Direttamente sopra di te c'è il cielo o, come lo chiamerebbero gli scienziati, l'atmosfera. Si estende a circa 32 chilometri sopra la Terra. Nell'atmosfera fluttuante c'è una miscela di molecole: minuscole particelle d'aria così piccole che ne assorbi miliardi ogni volta che inspiri.
Sopra l'atmosfera c'è lo spazio. Si chiama così perché ha molte meno molecole e molto spazio vuoto tra di loro.
Ti sei mai chiesto com'è andare nello spazio e poi continuare a volare? Cosa ci troveresti? Gli scienziati come me possono spiegare molto di ciò che vedi. Ma ci sono alcune cose che non sappiamo ancora, come se lo spazio esiste per sempre.
Pianeti, stelle e galassie
All'inizio del tuo viaggio nello spazio, potresti imparare alcune cose familiari. La Terra fa parte di un gruppo di pianeti che orbitano attorno al Sole, così come alcuni asteroidi e comete che orbitano attorno ad essi.
Potresti sapere che il Sole è in realtà una stella normale e sembra più grande e più luminoso di altre stelle solo perché è più vicino. Per arrivare alla prossima stella più vicina, dovrai viaggiare attraverso trilioni di miglia di spazio. Se potessi guidare la sonda spaziale più veloce mai costruita dalla NASA, ci vorrebbero ancora migliaia di anni per arrivarci.
Se le stelle sono come case, le galassie sono come città piene di case. Gli scienziati stimano che ci siano 100 miliardi di stelle nella galassia terrestre. Se potessi volare ben oltre la nostra galassia, quei 100 miliardi di stelle si mescolerebbero insieme, proprio come le luci degli edifici cittadini visti da un aeroplano.
Di recente, gli astronomi hanno appreso che molte o anche la maggior parte delle stelle hanno i propri pianeti in orbita attorno a loro. Alcuni di loro assomigliano persino alla Terra, quindi è possibile che possano essere la casa di altre creature che sono anche interessate a ciò che è là fuori.
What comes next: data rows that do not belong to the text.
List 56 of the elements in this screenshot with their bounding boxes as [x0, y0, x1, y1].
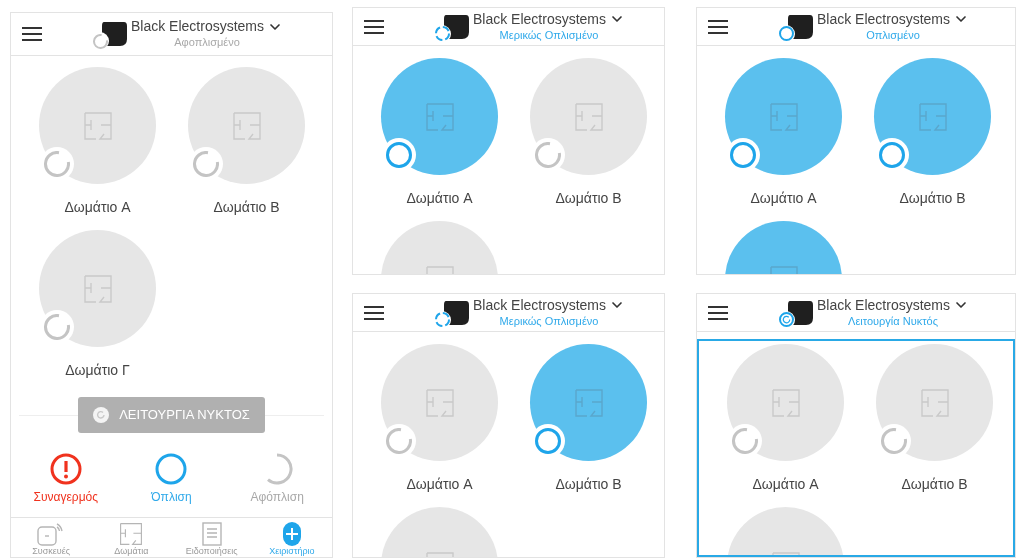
- room-name: Δωμάτιο A: [406, 475, 473, 493]
- room-name: Δωμάτιο Γ: [65, 361, 130, 379]
- ring-icon: [778, 312, 794, 327]
- ring-icon: [434, 312, 450, 327]
- hub-status: Μερικώς Οπλισμένο: [499, 27, 599, 43]
- night-mode-icon: [93, 407, 110, 423]
- ring-icon: [434, 26, 450, 41]
- floor-plan-icon: [119, 522, 144, 546]
- hub-name: Black Electrosystems: [473, 10, 607, 28]
- hub-status: Αφοπλισμένο: [174, 35, 240, 50]
- hub-status: Λειτουργία Νυκτός: [848, 313, 938, 329]
- hub-status: Οπλισμένο: [866, 27, 920, 43]
- room-name: Δωμάτιο A: [752, 475, 819, 493]
- action-label[interactable]: Όπλιση: [151, 489, 192, 505]
- room-name: Δωμάτιο B: [555, 189, 622, 207]
- room-name: Δωμάτιο B: [899, 189, 966, 207]
- nav-tab[interactable]: Χειριστήριο: [269, 546, 315, 556]
- room-name: Δωμάτιο A: [64, 198, 131, 216]
- hub-name: Black Electrosystems: [817, 10, 951, 28]
- hub-status: Μερικώς Οπλισμένο: [499, 313, 599, 329]
- device-signal-icon[interactable]: [37, 522, 66, 546]
- room-name: Δωμάτιο B: [901, 475, 968, 493]
- hub-name: Black Electrosystems: [131, 18, 265, 35]
- floor-plan-icon: [424, 387, 455, 418]
- floor-plan-icon: [573, 101, 604, 132]
- floor-plan-icon: [82, 110, 113, 141]
- menu-icon[interactable]: [363, 304, 385, 321]
- menu-icon[interactable]: [707, 304, 729, 321]
- alert-icon[interactable]: [49, 453, 82, 485]
- room-name: Δωμάτιο A: [750, 189, 817, 207]
- room-name: Δωμάτιο B: [213, 198, 280, 216]
- menu-icon[interactable]: [363, 18, 385, 35]
- menu-icon[interactable]: [707, 18, 729, 35]
- nav-tab[interactable]: Δωμάτια: [114, 546, 149, 556]
- open-ring-icon: [92, 33, 108, 49]
- floor-plan-icon: [231, 110, 262, 141]
- action-label[interactable]: Αφόπλιση: [250, 489, 304, 505]
- action-label[interactable]: Συναγερμός: [33, 489, 99, 505]
- room-name: Δωμάτιο B: [555, 475, 622, 493]
- document-icon[interactable]: [201, 522, 222, 546]
- ring-icon[interactable]: [155, 453, 188, 485]
- nav-tab[interactable]: Συσκευές: [32, 546, 71, 556]
- hub-name: Black Electrosystems: [817, 296, 951, 314]
- menu-icon[interactable]: [21, 26, 43, 42]
- plus-icon[interactable]: [282, 522, 301, 546]
- floor-plan-icon: [770, 387, 801, 418]
- room-name: Δωμάτιο A: [406, 189, 473, 207]
- floor-plan-icon: [424, 101, 455, 132]
- floor-plan-icon: [919, 387, 950, 418]
- hub-name: Black Electrosystems: [473, 296, 607, 314]
- floor-plan-icon: [573, 387, 604, 418]
- ring-icon: [778, 26, 794, 41]
- floor-plan-icon: [917, 101, 948, 132]
- floor-plan-icon: [82, 273, 113, 304]
- floor-plan-icon: [768, 101, 799, 132]
- nav-tab[interactable]: Ειδοποιήσεις: [185, 546, 238, 556]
Dovresti viaggiare per altri milioni di trilioni di miglia di spazio solo per raggiungere un'altra galassia. La maggior parte di questo spazio è quasi completamente vuoto, con solo molecole sparse e minuscole misteriose particelle invisibili che gli scienziati chiamano materia oscura.
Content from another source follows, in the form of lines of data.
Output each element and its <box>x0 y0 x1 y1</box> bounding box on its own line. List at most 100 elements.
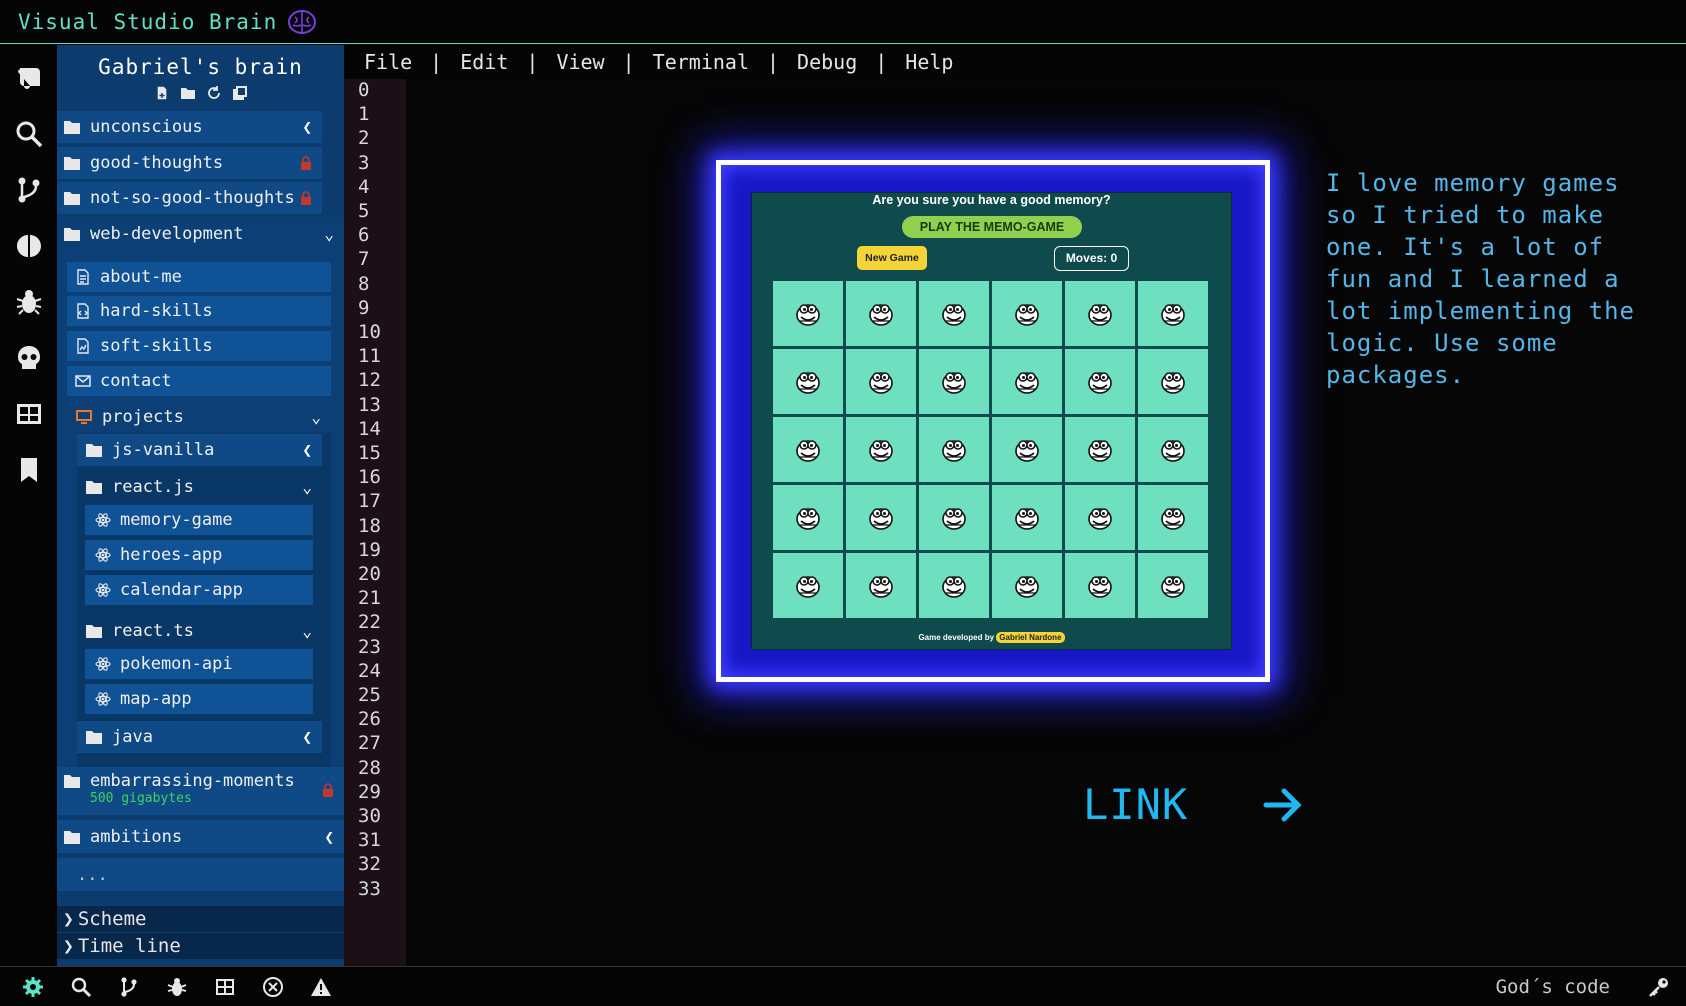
chevron-down-icon[interactable]: ⌄ <box>311 408 321 427</box>
file-heroes-app[interactable]: heroes-app <box>85 540 313 570</box>
memory-card[interactable] <box>773 485 843 550</box>
memory-card[interactable] <box>846 485 916 550</box>
menu-debug[interactable]: Debug <box>797 50 857 74</box>
memory-card[interactable] <box>1138 417 1208 482</box>
folder-embarrassing-moments[interactable]: embarrassing-moments 500 gigabytes <box>57 767 344 815</box>
file-contact[interactable]: contact <box>67 366 331 396</box>
memory-card[interactable] <box>1065 485 1135 550</box>
folder-good-thoughts[interactable]: good-thoughts <box>57 147 322 179</box>
memory-card[interactable] <box>919 485 989 550</box>
line-number: 25 <box>358 684 381 706</box>
chevron-down-icon[interactable]: ⌄ <box>302 622 312 641</box>
memory-card[interactable] <box>1138 485 1208 550</box>
new-game-button[interactable]: New Game <box>857 246 927 270</box>
folder-more[interactable]: ... <box>57 858 344 891</box>
bug-icon[interactable] <box>12 285 46 319</box>
skull-icon[interactable] <box>12 341 46 375</box>
menu-view[interactable]: View <box>556 50 604 74</box>
search-icon[interactable] <box>70 976 92 998</box>
file-memory-game[interactable]: memory-game <box>85 505 313 535</box>
memory-card[interactable] <box>992 553 1062 618</box>
memory-card[interactable] <box>1138 553 1208 618</box>
memory-card[interactable] <box>846 417 916 482</box>
memory-card[interactable] <box>1065 281 1135 346</box>
memory-card[interactable] <box>846 281 916 346</box>
folder-projects[interactable]: projects ⌄ <box>67 401 331 433</box>
menu-terminal[interactable]: Terminal <box>653 50 749 74</box>
app-title: Visual Studio Brain <box>18 9 278 34</box>
project-link[interactable]: LINK <box>1083 780 1304 829</box>
new-folder-icon[interactable] <box>180 85 196 101</box>
chevron-left-icon[interactable]: ❮ <box>324 827 334 846</box>
refresh-icon[interactable] <box>206 85 222 101</box>
folder-ambitions[interactable]: ambitions ❮ <box>57 820 344 853</box>
bookmark-icon[interactable] <box>12 453 46 487</box>
chevron-down-icon[interactable]: ⌄ <box>302 478 312 497</box>
file-hard-skills[interactable]: hard-skills <box>67 296 331 326</box>
game-preview[interactable]: Are you sure you have a good memory? PLA… <box>751 192 1232 650</box>
memory-card[interactable] <box>919 417 989 482</box>
sidebar-tools <box>57 85 344 101</box>
memory-card[interactable] <box>773 417 843 482</box>
file-about-me[interactable]: about-me <box>67 262 331 292</box>
memory-card[interactable] <box>992 417 1062 482</box>
source-control-icon[interactable] <box>12 173 46 207</box>
memory-card[interactable] <box>846 553 916 618</box>
memory-card[interactable] <box>1138 349 1208 414</box>
folder-label: js-vanilla <box>112 440 215 460</box>
folder-react-js[interactable]: react.js ⌄ <box>77 470 322 504</box>
game-credit: Game developed by Gabriel Nardone <box>752 632 1231 643</box>
explorer-icon[interactable] <box>12 61 46 95</box>
memory-card[interactable] <box>773 553 843 618</box>
memory-card[interactable] <box>846 349 916 414</box>
menu-help[interactable]: Help <box>905 50 953 74</box>
face-icon <box>796 575 820 598</box>
chevron-left-icon[interactable]: ❮ <box>302 441 312 460</box>
folder-unconscious[interactable]: unconscious ❮ <box>57 111 322 143</box>
memory-card[interactable] <box>1138 281 1208 346</box>
new-file-icon[interactable] <box>154 85 170 101</box>
section-time-line[interactable]: ❯ Time line <box>57 932 344 959</box>
folder-open-icon <box>86 625 102 638</box>
memory-card[interactable] <box>1065 553 1135 618</box>
file-map-app[interactable]: map-app <box>85 684 313 714</box>
memory-card[interactable] <box>773 281 843 346</box>
section-scheme[interactable]: ❯ Scheme <box>57 905 344 932</box>
grid-icon[interactable] <box>12 397 46 431</box>
memory-card[interactable] <box>992 485 1062 550</box>
folder-js-vanilla[interactable]: js-vanilla ❮ <box>77 434 322 466</box>
memory-card[interactable] <box>919 349 989 414</box>
menu-file[interactable]: File <box>364 50 412 74</box>
memory-card[interactable] <box>1065 417 1135 482</box>
brain-title: Gabriel's brain <box>98 55 303 79</box>
memory-card[interactable] <box>992 349 1062 414</box>
search-icon[interactable] <box>12 117 46 151</box>
memory-card[interactable] <box>773 349 843 414</box>
folder-web-development[interactable]: web-development ⌄ <box>57 217 344 250</box>
file-soft-skills[interactable]: soft-skills <box>67 331 331 361</box>
memory-card[interactable] <box>992 281 1062 346</box>
source-control-icon[interactable] <box>118 976 140 998</box>
collapse-icon[interactable] <box>232 85 248 101</box>
folder-not-so-good-thoughts[interactable]: not-so-good-thoughts <box>57 182 322 214</box>
menu-edit[interactable]: Edit <box>460 50 508 74</box>
chevron-left-icon[interactable]: ❮ <box>302 118 312 137</box>
close-circle-icon[interactable] <box>262 976 284 998</box>
project-description: I love memory games so I tried to make o… <box>1326 169 1635 389</box>
memory-card[interactable] <box>1065 349 1135 414</box>
brain-icon[interactable] <box>12 229 46 263</box>
grid-icon[interactable] <box>214 976 236 998</box>
key-icon[interactable] <box>1648 976 1670 998</box>
folder-java[interactable]: java ❮ <box>77 721 322 753</box>
chevron-down-icon[interactable]: ⌄ <box>324 224 334 243</box>
bug-icon[interactable] <box>166 976 188 998</box>
file-pokemon-api[interactable]: pokemon-api <box>85 649 313 679</box>
chevron-left-icon[interactable]: ❮ <box>302 728 312 747</box>
face-icon <box>1161 507 1185 530</box>
gear-icon[interactable] <box>22 976 44 998</box>
memory-card[interactable] <box>919 553 989 618</box>
file-calendar-app[interactable]: calendar-app <box>85 575 313 605</box>
folder-react-ts[interactable]: react.ts ⌄ <box>77 614 322 648</box>
warning-icon[interactable] <box>310 976 332 998</box>
memory-card[interactable] <box>919 281 989 346</box>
Usando grandi telescopi, gli astronomi vedono milioni di galassie e continuano a muoversi in tutte le direzioni.
Dov'è il confine dell'universo?
Quanto è grande l'intero universo non osservabile?
Se potessi osservare abbastanza a lungo, nel corso di milioni di anni, sembrerebbe che si stia gradualmente aggiungendo nuovo spazio tra tutte le galassie. Puoi visualizzarlo immaginando piccoli punti su un palloncino sgonfio e poi gonfiandolo. I punti continueranno ad allontanarsi l'uno dall'altro, così come le galassie.
C'è una fine?
Se potessi continuare a volare quanto vuoi, continueresti a volare oltre le galassie per sempre? Esiste un numero infinito di galassie in tutte le direzioni? O finirà mai tutto? E se finisce, allora cosa?
Queste sono domande a cui gli scienziati non hanno ancora una risposta chiara. Molte persone pensano che probabilmente continuerai a volare oltre le galassie in tutte le direzioni per sempre. In questo caso, l'universo sarebbe infinito, senza fine.
Alcuni scienziati pensano che sia possibile che l'universo possa eventualmente tornare a se stesso, quindi se potessi semplicemente continuare a volare, un giorno saresti tornato da dove sei partito, solo da una direzione diversa.
Un modo per pensarci è immaginare il globo e immaginare di essere un essere che può muoversi solo in superficie. Se inizi a camminare in qualsiasi direzione, come ad est, e continui ad andare, alla fine tornerai da dove hai iniziato. Se questo fosse il caso dell'universo, significherebbe che non è infinitamente grande, anche se sarebbe comunque più grande di quanto si possa immaginare.
In ogni caso, non puoi mai arrivare al confine dell'universo o dello spazio. Gli scienziati ritengono improbabile che l'universo abbia una fine, una regione in cui le galassie si fermano o dove potrebbe esserci una sorta di barriera che segna la fine dello spazio.
Ma nessuno lo sa per certo. Come rispondere a questa domanda resta da vedere dai futuri scienziati.
Scritto da Jack Singal, Professore di Fisica all'Università di Richmond. Questo articolo è stato originariamente pubblicato su The Conversation.